The bill would likely hit hardest at the public research universities in the state, such as UNC and N.C. State University, compared to the more teaching-based universities, such as UNC-Pembroke. A 2014 report found that UNC-system faculty teach an average of 3.7 courses per semester.
State law currently requires professors at research universities to teach at least two classes per semester. UNC-CH professors, including tenured, fixed-term and adjunct faculty, averaged 2.8 courses for fall 2013, while N.C. State professors averaged three courses.
McInnis contends that professors’ primary role is course instruction, saying in a statement that university students should actually be taught by professors, not student teaching assistants. The bill would not affect the course loads of graduate students teaching lab courses or recitation sections.
“There is no substitute for a professor in the classroom to bring out the best in our students,” McInnis said. “I look forward to the debate that will be generated by this important legislation.”
But W. Fitzhugh Brundage, UNC’s history department chair, doesn’t agree.
“How exactly is a grad student supposed to learn how to teach if he/she is never given the opportunity to teach before being hired for their first job?” he said.
As for the history department, Brundage said the overwhelming majority of classes are taught by faculty.
“There is no major research university in the U.S. that has a four-four teaching load,” Brundage said. “I think faculty would leave. They would look for jobs elsewhere and UNC and N.C. State would have a very hard time.”
Professors at research universities currently spend much of their time doing just that — researching. Requiring them to teach four classes a semester could lessen their time for research and development, Brundage said.
Under the proposal, universities could supplement faculty salaries with private funds if the professor taught less than eight courses a year for research reasons.
Jay Schalin, director of policy analysis at the conservative Pope Center on Higher Education Policy, said he thinks the bill will bring an increased focus on undergraduate education while reducing salary costs for the UNC system.
“Obviously, if teachers are more productive, the schools will need fewer teachers to teach the same number of students,” said Schalin in an email.

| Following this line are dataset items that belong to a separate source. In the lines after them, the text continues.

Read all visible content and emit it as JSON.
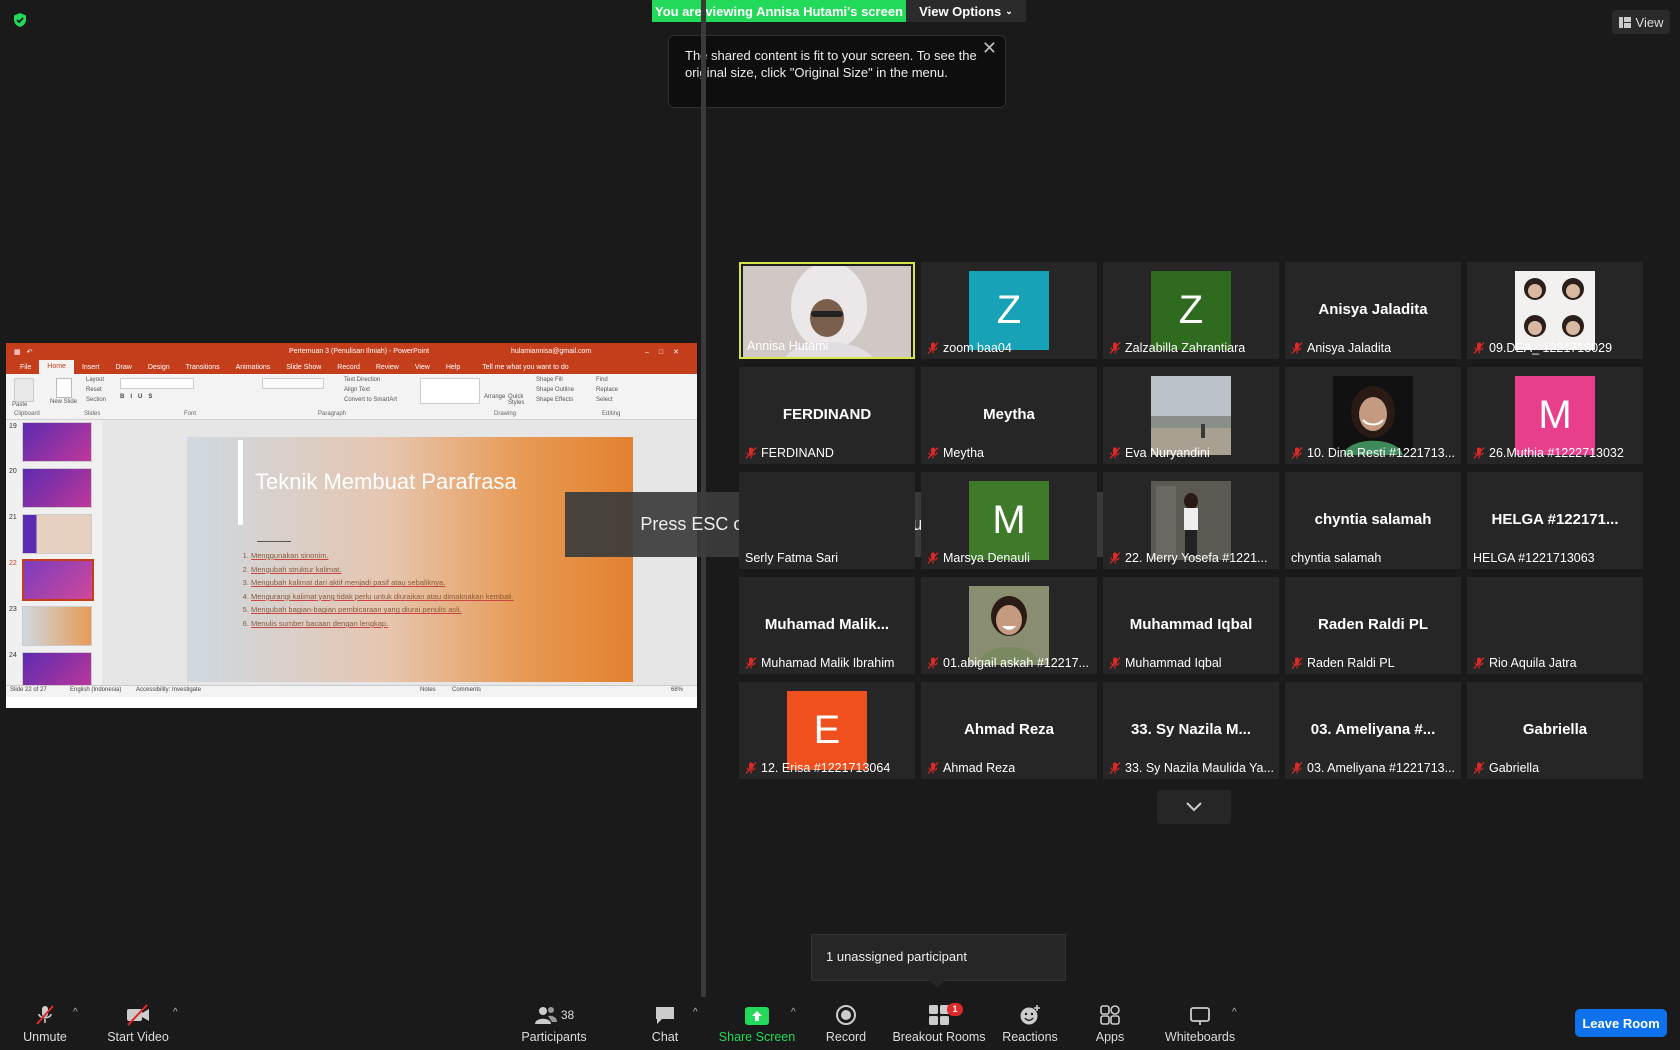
{
  "topbar": {
    "viewing_banner": "You are viewing Annisa Hutami's screen",
    "view_options": "View Options",
    "view_button": "View"
  },
  "tooltip": {
    "text": "The shared content is fit to your screen. To see the original size, click \"Original Size\" in the menu."
  },
  "fullscreen_notice": "Press ESC or double-click to exit full screen mode",
  "shared_screen": {
    "window_title": "Pertemuan 3 (Penulisan Ilmiah) - PowerPoint",
    "account": "hulamiannisa@gmail.com",
    "tabs": [
      "File",
      "Home",
      "Insert",
      "Draw",
      "Design",
      "Transitions",
      "Animations",
      "Slide Show",
      "Record",
      "Review",
      "View",
      "Help"
    ],
    "tell_me": "Tell me what you want to do",
    "ribbon_groups": [
      "Clipboard",
      "Slides",
      "Font",
      "Paragraph",
      "Drawing",
      "Editing"
    ],
    "ribbon_items": {
      "paste": "Paste",
      "new_slide": "New Slide",
      "layout": "Layout",
      "reset": "Reset",
      "section": "Section",
      "text_direction": "Text Direction",
      "align_text": "Align Text",
      "convert_smartart": "Convert to SmartArt",
      "arrange": "Arrange",
      "quick_styles": "Quick Styles",
      "shape_fill": "Shape Fill",
      "shape_outline": "Shape Outline",
      "shape_effects": "Shape Effects",
      "find": "Find",
      "replace": "Replace",
      "select": "Select"
    },
    "thumb_numbers": [
      "19",
      "20",
      "21",
      "22",
      "23",
      "24"
    ],
    "slide_title": "Teknik Membuat Parafrasa",
    "slide_items": [
      "Menggunakan sinonim.",
      "Mengubah struktur kalimat.",
      "Mengubah kalimat dari aktif menjadi pasif atau sebaliknya.",
      "Mengurangi kalimat yang tidak perlu untuk diuraikan atau dimaknakan kembali.",
      "Mengubah bagian-bagian pembicaraan yang diurai penulis asli.",
      "Menulis sumber bacaan dengan lengkap."
    ],
    "status_left": "Slide 22 of 27",
    "status_lang": "English (Indonesia)",
    "status_access": "Accessibility: Investigate",
    "status_notes": "Notes",
    "status_comments": "Comments",
    "zoom": "68%"
  },
  "participants": [
    {
      "display": "photo",
      "name": "Annisa Hutami",
      "active": true,
      "muted": false
    },
    {
      "display": "avatar",
      "letter": "Z",
      "color": "#17a2b8",
      "name": "zoom baa04",
      "muted": true
    },
    {
      "display": "avatar",
      "letter": "Z",
      "color": "#2e6b1e",
      "name": "Zalzabilla Zahrantiara",
      "muted": true
    },
    {
      "display": "text",
      "big": "Anisya Jaladita",
      "name": "Anisya Jaladita",
      "muted": true
    },
    {
      "display": "photo",
      "name": "09.DEA_ 1221713029",
      "muted": true
    },
    {
      "display": "text",
      "big": "FERDINAND",
      "name": "FERDINAND",
      "muted": true
    },
    {
      "display": "text",
      "big": "Meytha",
      "name": "Meytha",
      "muted": true
    },
    {
      "display": "photo",
      "name": "Eva Nuryandini",
      "muted": true
    },
    {
      "display": "photo",
      "name": "10. Dina Resti #1221713...",
      "muted": true
    },
    {
      "display": "avatar",
      "letter": "M",
      "color": "#e83e8c",
      "name": "26.Muthia #1222713032",
      "muted": true
    },
    {
      "display": "text",
      "big": "",
      "name": "Serly Fatma Sari",
      "muted": false
    },
    {
      "display": "avatar",
      "letter": "M",
      "color": "#3e7a2a",
      "name": "Marsya Denauli",
      "muted": true
    },
    {
      "display": "photo",
      "name": "22. Merry Yosefa #1221...",
      "muted": true
    },
    {
      "display": "text",
      "big": "chyntia salamah",
      "name": "chyntia salamah",
      "muted": false
    },
    {
      "display": "text",
      "big": "HELGA #122171...",
      "name": "HELGA #1221713063",
      "muted": false
    },
    {
      "display": "text",
      "big": "Muhamad  Malik...",
      "name": "Muhamad Malik Ibrahim",
      "muted": true
    },
    {
      "display": "photo",
      "name": "01.abigail askah #12217...",
      "muted": true
    },
    {
      "display": "text",
      "big": "Muhammad Iqbal",
      "name": "Muhammad Iqbal",
      "muted": true
    },
    {
      "display": "text",
      "big": "Raden Raldi PL",
      "name": "Raden Raldi PL",
      "muted": true
    },
    {
      "display": "text",
      "big": "",
      "name": "Rio Aquila Jatra",
      "muted": true
    },
    {
      "display": "avatar",
      "letter": "E",
      "color": "#f0501e",
      "name": "12. Erisa #1221713064",
      "muted": true
    },
    {
      "display": "text",
      "big": "Ahmad Reza",
      "name": "Ahmad Reza",
      "muted": true
    },
    {
      "display": "text",
      "big": "33. Sy Nazila M...",
      "name": "33. Sy Nazila Maulida Ya...",
      "muted": true
    },
    {
      "display": "text",
      "big": "03. Ameliyana #...",
      "name": "03. Ameliyana #1221713...",
      "muted": true
    },
    {
      "display": "text",
      "big": "Gabriella",
      "name": "Gabriella",
      "muted": true
    }
  ],
  "unassigned": "1 unassigned participant",
  "toolbar": {
    "unmute": "Unmute",
    "start_video": "Start Video",
    "participants": "Participants",
    "participants_count": "38",
    "chat": "Chat",
    "share_screen": "Share Screen",
    "record": "Record",
    "breakout_rooms": "Breakout Rooms",
    "breakout_badge": "1",
    "reactions": "Reactions",
    "apps": "Apps",
    "whiteboards": "Whiteboards",
    "leave_room": "Leave Room"
  },
  "colors": {
    "green": "#23d959",
    "blue": "#0e72ed",
    "active_border": "#d6e34a",
    "muted_red": "#e02828"
  }
}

“But that should not even enter into the picture — the university system is not a jobs program for academics, and whether a bill reduces or increases the number of jobs is irrelevant,” he said. “The goal is to provide a quality education as efficiently as possible, using the appropriate number of professors.”
McInnis, a freshman senator, introduced two additional education-related bills last week. One proposal would launch a pilot program for a teaching scholarship designed to encourage teachers to work in rural, under-performing schools. The other bill would affect the state’s K-12 schools — delaying tougher standards for a school performance grading scale.
Brundage said he doesn’t understand the motivation behind trying to increase faculty teaching loads.
“I can’t see how a university is supposed to remain a viable research institution if this bill were to pass.”